2. The surface-inspecting apparatus according to claim 1, wherein said illuminating light includes light having a plurality of different wavelengths.

3. The surface-inspecting apparatus according to claim 2, further comprising

an adjusting unit that adjusts the light intensity of each wavelength of said illuminating light in accordance with a wavelength characteristic of a sensitivity of said light detecting unit.

4. The surface-inspecting apparatus according to claim 1, further comprising

an extracting unit arranged on at least one of light paths of said irradiating unit and said light detecting unit to extract a predetermined polarized component.

5. The surface-inspecting apparatus according to claim 1, further comprising

a first rotating unit that rotates said specimen around an axis perpendicular to said surface.

6. The surface-inspecting apparatus according to claim 1, further comprising

a second rotating unit that rotates at least two of said light irradiating unit, said light detecting unit, and said specimen around an axis perpendicular to said incidence plane and included in said surface.
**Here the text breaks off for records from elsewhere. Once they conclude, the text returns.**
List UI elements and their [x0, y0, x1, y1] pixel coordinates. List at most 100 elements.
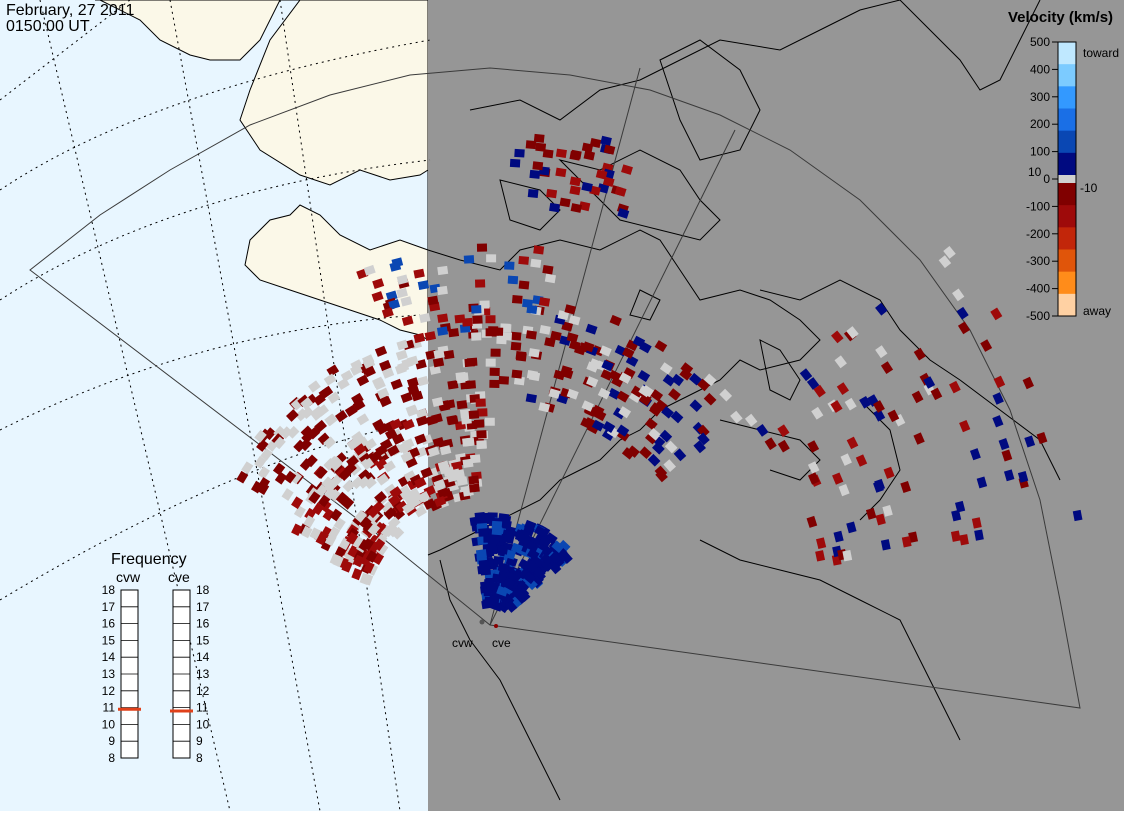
- velocity-cell: [413, 332, 426, 344]
- velocity-cell: [401, 357, 414, 369]
- velocity-cell: [236, 470, 249, 484]
- colorbar-tick-label: -500: [1026, 309, 1050, 323]
- velocity-cell: [476, 243, 488, 252]
- velocity-cell: [807, 472, 820, 485]
- velocity-cell: [836, 382, 850, 395]
- velocity-cell: [650, 389, 664, 402]
- velocity-cell: [500, 519, 512, 530]
- velocity-cell: [959, 534, 969, 546]
- velocity-cell: [432, 357, 445, 368]
- velocity-cell: [372, 538, 386, 552]
- velocity-cell: [564, 304, 577, 315]
- velocity-cell: [540, 559, 554, 572]
- velocity-cell: [424, 331, 437, 341]
- velocity-cell: [324, 486, 337, 500]
- velocity-cell: [618, 406, 632, 419]
- velocity-cell: [371, 291, 384, 302]
- velocity-cell: [529, 169, 541, 179]
- velocity-cell: [257, 466, 271, 480]
- velocity-cell: [374, 345, 388, 357]
- frequency-tick-label: 8: [108, 751, 115, 765]
- velocity-cell: [389, 418, 403, 431]
- velocity-cell: [358, 469, 372, 482]
- velocity-cell: [528, 371, 541, 382]
- velocity-cell: [873, 400, 885, 413]
- velocity-cell: [396, 274, 409, 285]
- velocity-cell: [340, 369, 354, 382]
- velocity-cells: [236, 133, 1083, 614]
- frequency-tick-label: 18: [196, 583, 210, 597]
- velocity-cell: [497, 545, 509, 555]
- frequency-tick-label: 9: [196, 734, 203, 748]
- velocity-cell: [326, 364, 340, 377]
- colorbar-away-label: away: [1083, 304, 1111, 318]
- velocity-cell: [313, 393, 326, 406]
- velocity-cell: [492, 327, 504, 336]
- velocity-cell: [875, 302, 888, 316]
- velocity-cell: [321, 476, 335, 490]
- velocity-cell: [630, 385, 644, 398]
- frequency-tick-label: 15: [196, 633, 210, 647]
- velocity-cell: [846, 436, 859, 450]
- velocity-cell: [600, 135, 612, 146]
- velocity-cell: [395, 500, 409, 513]
- frequency-tick-label: 14: [196, 650, 210, 664]
- velocity-cell: [501, 332, 513, 341]
- velocity-cell: [511, 369, 523, 379]
- velocity-cell: [439, 445, 452, 456]
- velocity-cell: [616, 424, 630, 437]
- velocity-cell: [880, 539, 891, 551]
- velocity-cell: [459, 324, 471, 333]
- velocity-cell: [518, 280, 530, 290]
- velocity-cell: [363, 264, 376, 276]
- velocity-cell: [371, 376, 385, 389]
- velocity-cell: [433, 349, 445, 359]
- colorbar-tick-label: 0: [1043, 172, 1050, 186]
- velocity-cell: [648, 404, 662, 417]
- velocity-cell: [352, 399, 366, 412]
- velocity-cell: [617, 208, 630, 219]
- velocity-cell: [511, 587, 525, 601]
- velocity-cell: [332, 554, 344, 568]
- velocity-cell: [603, 144, 616, 155]
- colorbar-tick-label: 300: [1030, 90, 1050, 104]
- velocity-cell: [625, 339, 639, 352]
- velocity-cell: [602, 176, 615, 187]
- colorbar-tick-label: -300: [1026, 254, 1050, 268]
- velocity-cell: [447, 380, 459, 390]
- velocity-cell: [395, 349, 408, 361]
- velocity-cell: [764, 437, 777, 451]
- velocity-cell: [874, 478, 886, 491]
- velocity-cell: [465, 380, 477, 390]
- velocity-cell: [969, 448, 981, 461]
- velocity-cell: [538, 402, 551, 413]
- velocity-cell: [489, 581, 500, 591]
- velocity-cell: [1001, 449, 1013, 462]
- velocity-cell: [300, 525, 313, 539]
- velocity-cell: [289, 471, 303, 485]
- velocity-cell: [662, 374, 676, 387]
- velocity-cell: [990, 307, 1003, 321]
- colorbar-swatch: [1058, 86, 1076, 109]
- velocity-cell: [832, 472, 844, 485]
- velocity-cell: [638, 385, 652, 398]
- velocity-cell: [549, 202, 561, 213]
- velocity-cell: [840, 453, 852, 466]
- velocity-cell: [390, 378, 403, 390]
- velocity-cell: [241, 461, 254, 475]
- velocity-cell: [597, 387, 611, 400]
- velocity-cell: [799, 368, 813, 382]
- velocity-cell: [376, 473, 390, 486]
- velocity-cell: [387, 524, 400, 538]
- velocity-cell: [309, 527, 322, 540]
- velocity-cell: [419, 313, 431, 323]
- velocity-cell: [538, 297, 551, 307]
- colorbar-tick-label: 200: [1030, 117, 1050, 131]
- velocity-cell: [409, 473, 423, 486]
- velocity-cell: [307, 426, 321, 440]
- velocity-cell: [462, 458, 474, 468]
- velocity-cell: [401, 438, 415, 450]
- velocity-cell: [463, 437, 475, 447]
- lat-lon-grid: [0, 0, 431, 812]
- velocity-cell: [364, 438, 377, 451]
7. A surface-inspecting method that irradiates a repeated pattern formed on a surface of a specimen with illuminating light, detects regular reflected light generated from said repeated pattern when the illuminating light is irradiated, and detects a defect of said repeated pattern based on information about light intensity of the regular reflected light,

wherein: an angle formed by a direction on said surface of an incidence plane including the irradiating direction of said illuminating light and a normal to said surface and the repeated direction of said repeated pattern is set to a predetermined value other than zero; and

an angle φ formed by the direction on said surface of said incidence plane and said repeated direction, an angle θ formed by an irradiating direction of said illuminating light and a normal to said surface, a wavelength λ of said illuminating light, and a pitch p of said repeated pattern satisfy the following conditional expression λ/[2 cos(θ·sin φ)]>p.